Pas du tout. Continental est une entreprise allemande, dont le siège social est situé à Hanovre. Elle possède de nombreuses usines en France (comme à Sarreguemines), ce qui crée parfois une confusion, mais son cœur et son capital sont profondément germaniques.
Qui est le véritable patron de Continental aujourd'hui ?
Le PDG (CEO) actuel est Nikolai Setzer. Cependant, il répond devant un conseil de surveillance où la famille Schaeffler dispose d'un poids prépondérant. Georg Schaeffler y siège personnellement. On peut dire que Setzer gère l'opérationnel, tandis que les Schaeffler définissent la trajectoire à long terme.
Pourquoi l'action Continental a-t-elle tant baissé ces dernières années ?
Le secteur automobile traverse une crise existentielle. Entre le passage forcé à l'électrique, la pénurie de semi-conducteurs et la concurrence chinoise, les marges s'effritent. Continental n'échappe pas à la règle. De plus, la scission de Vitesco a mécaniquement réduit la taille du groupe, ce qui se reflète dans le cours de bourse.
Quel est le lien entre Continental et Adidas ?
C'est une anecdote amusante mais révélatrice de leur savoir-faire. Continental fournit le caoutchouc des semelles de certaines chaussures de sport Adidas. C'est une collaboration technique qui permet de montrer que leur technologie d'adhérence ne se limite pas aux voitures. Mais rassurez-vous, Adidas n'a pas racheté Continental, et inversement.
Le verdict : une fusion ratée ou un coup de génie ?
Honnêtement, c'est flou. Si l'on regarde le bilan de 2009, c'était un désastre absolu qui a failli détruire deux fleurons de l'industrie allemande. Mais avec le recul de quinze ans, le constat est plus nuancé. La famille Schaeffler a réussi son pari : ils sont aujourd'hui à la tête d'un empire intégré qui pèse lourd face aux géants Bosch ou Denso. Ils ont survécu à une crise financière mondiale, à une pandémie et à une révolution technologique sans perdre le contrôle de leur entreprise.

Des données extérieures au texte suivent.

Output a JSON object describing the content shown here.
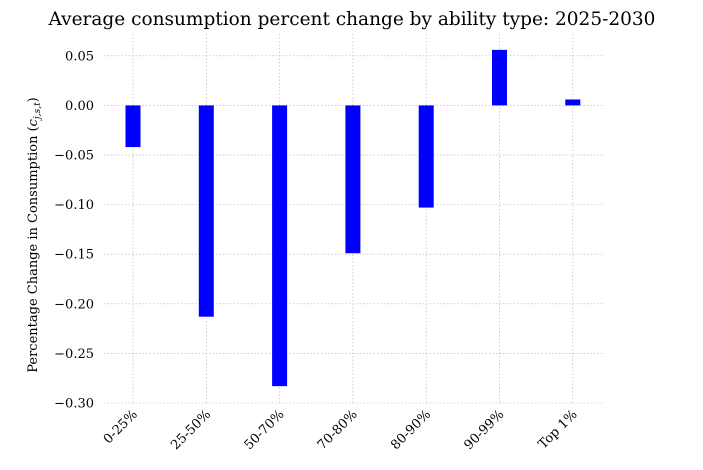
{
  "chart_data": {
    "type": "bar",
    "title": "Average consumption percent change by ability type: 2025-2030",
    "xlabel": "",
    "ylabel_text": "Percentage Change in Consumption (",
    "ylabel_math": {
      "base": "c",
      "subscript": "j,s,t"
    },
    "ylabel_close": ")",
    "categories": [
      "0-25%",
      "25-50%",
      "50-70%",
      "70-80%",
      "80-90%",
      "90-99%",
      "Top 1%"
    ],
    "values": [
      -0.042,
      -0.213,
      -0.283,
      -0.149,
      -0.103,
      0.056,
      0.006
    ],
    "ylim": [
      -0.3,
      0.072
    ],
    "yticks": [
      0.05,
      0.0,
      -0.05,
      -0.1,
      -0.15,
      -0.2,
      -0.25,
      -0.3
    ],
    "ytick_labels": [
      "0.05",
      "0.00",
      "−0.05",
      "−0.10",
      "−0.15",
      "−0.20",
      "−0.25",
      "−0.30"
    ],
    "grid": true,
    "bar_color": "#0000ff"
  }
}
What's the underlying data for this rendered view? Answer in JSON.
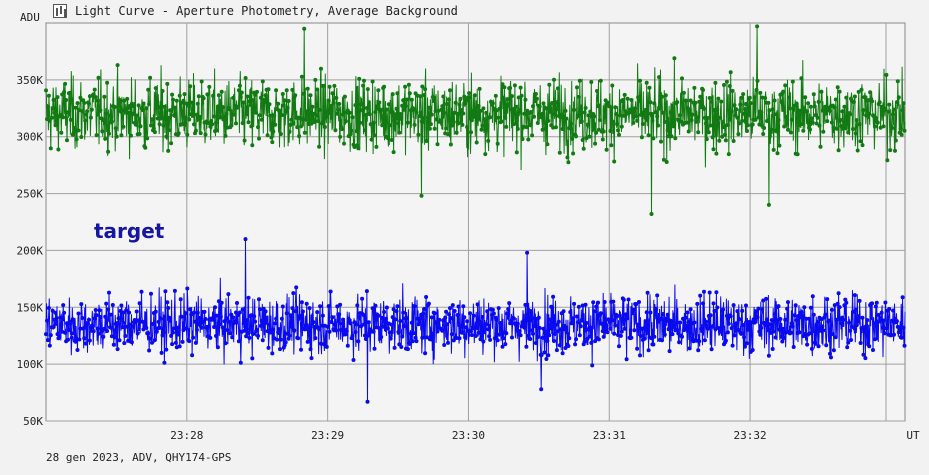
{
  "window": {
    "title": "Light Curve - Aperture Photometry, Average Background",
    "icon": "chart-window-icon"
  },
  "footer": {
    "text": "28 gen 2023, ADV, QHY174-GPS"
  },
  "colors": {
    "background": "#f2f2f2",
    "plot_bg": "#f4f4f4",
    "grid": "#a0a0a0",
    "series_background": "#127a12",
    "series_target": "#0a0aee",
    "annotation": "#1616a0"
  },
  "chart_data": {
    "type": "line",
    "title": "Light Curve - Aperture Photometry, Average Background",
    "ylabel": "ADU",
    "xlabel": "UT",
    "ylim": [
      50000,
      400000
    ],
    "xlim": [
      "23:27:00",
      "23:33:06"
    ],
    "y_ticks": [
      "50K",
      "100K",
      "150K",
      "200K",
      "250K",
      "300K",
      "350K"
    ],
    "x_ticks": [
      "23:28",
      "23:29",
      "23:30",
      "23:31",
      "23:32"
    ],
    "grid": true,
    "annotations": [
      "target"
    ],
    "n_points_per_series": 1800,
    "series": [
      {
        "color": "#127a12",
        "mean": 320000,
        "spread": 22000,
        "min": 232000,
        "max": 397000,
        "notable": [
          {
            "x": "23:28:50",
            "y": 395000
          },
          {
            "x": "23:32:03",
            "y": 397000
          },
          {
            "x": "23:31:18",
            "y": 232000
          },
          {
            "x": "23:32:08",
            "y": 240000
          },
          {
            "x": "23:29:40",
            "y": 248000
          }
        ]
      },
      {
        "color": "#0a0aee",
        "mean": 135000,
        "spread": 18000,
        "min": 67000,
        "max": 210000,
        "notable": [
          {
            "x": "23:28:25",
            "y": 210000
          },
          {
            "x": "23:30:25",
            "y": 198000
          },
          {
            "x": "23:29:17",
            "y": 67000
          },
          {
            "x": "23:30:31",
            "y": 78000
          }
        ]
      }
    ]
  }
}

Le rachat de Continental par Schaeffler reste un cas d'école de ce qu'on appelle le "capitalisme de Rhénanie", où la vision à long terme d'une famille l'emporte sur les soubresauts trimestriels de la bourse. Ce n'est pas toujours joli, c'est souvent brutal pour les employés et les petits actionnaires, mais c'est d'une efficacité redoutable pour maintenir une souveraineté industrielle. L'essentiel à retenir, c'est que Continental n'est plus le cavalier seul qu'il était avant 2008 ; il fait désormais partie d'une constellation orbitant autour de la galaxie Schaeffler, et cela ne semble pas prêt de changer.
Alors, la prochaine fois que vous verrez un pneu avec le logo du petit cheval cabré (oui, c'est aussi le logo de Continental, bien avant Ferrari), rappelez-vous que derrière le caoutchouc se cache l'une des batailles financières les plus épiques du XXIe siècle. Une bataille gagnée par une famille discrète qui a su parier gros, très gros, quitte à frôler l'abîme.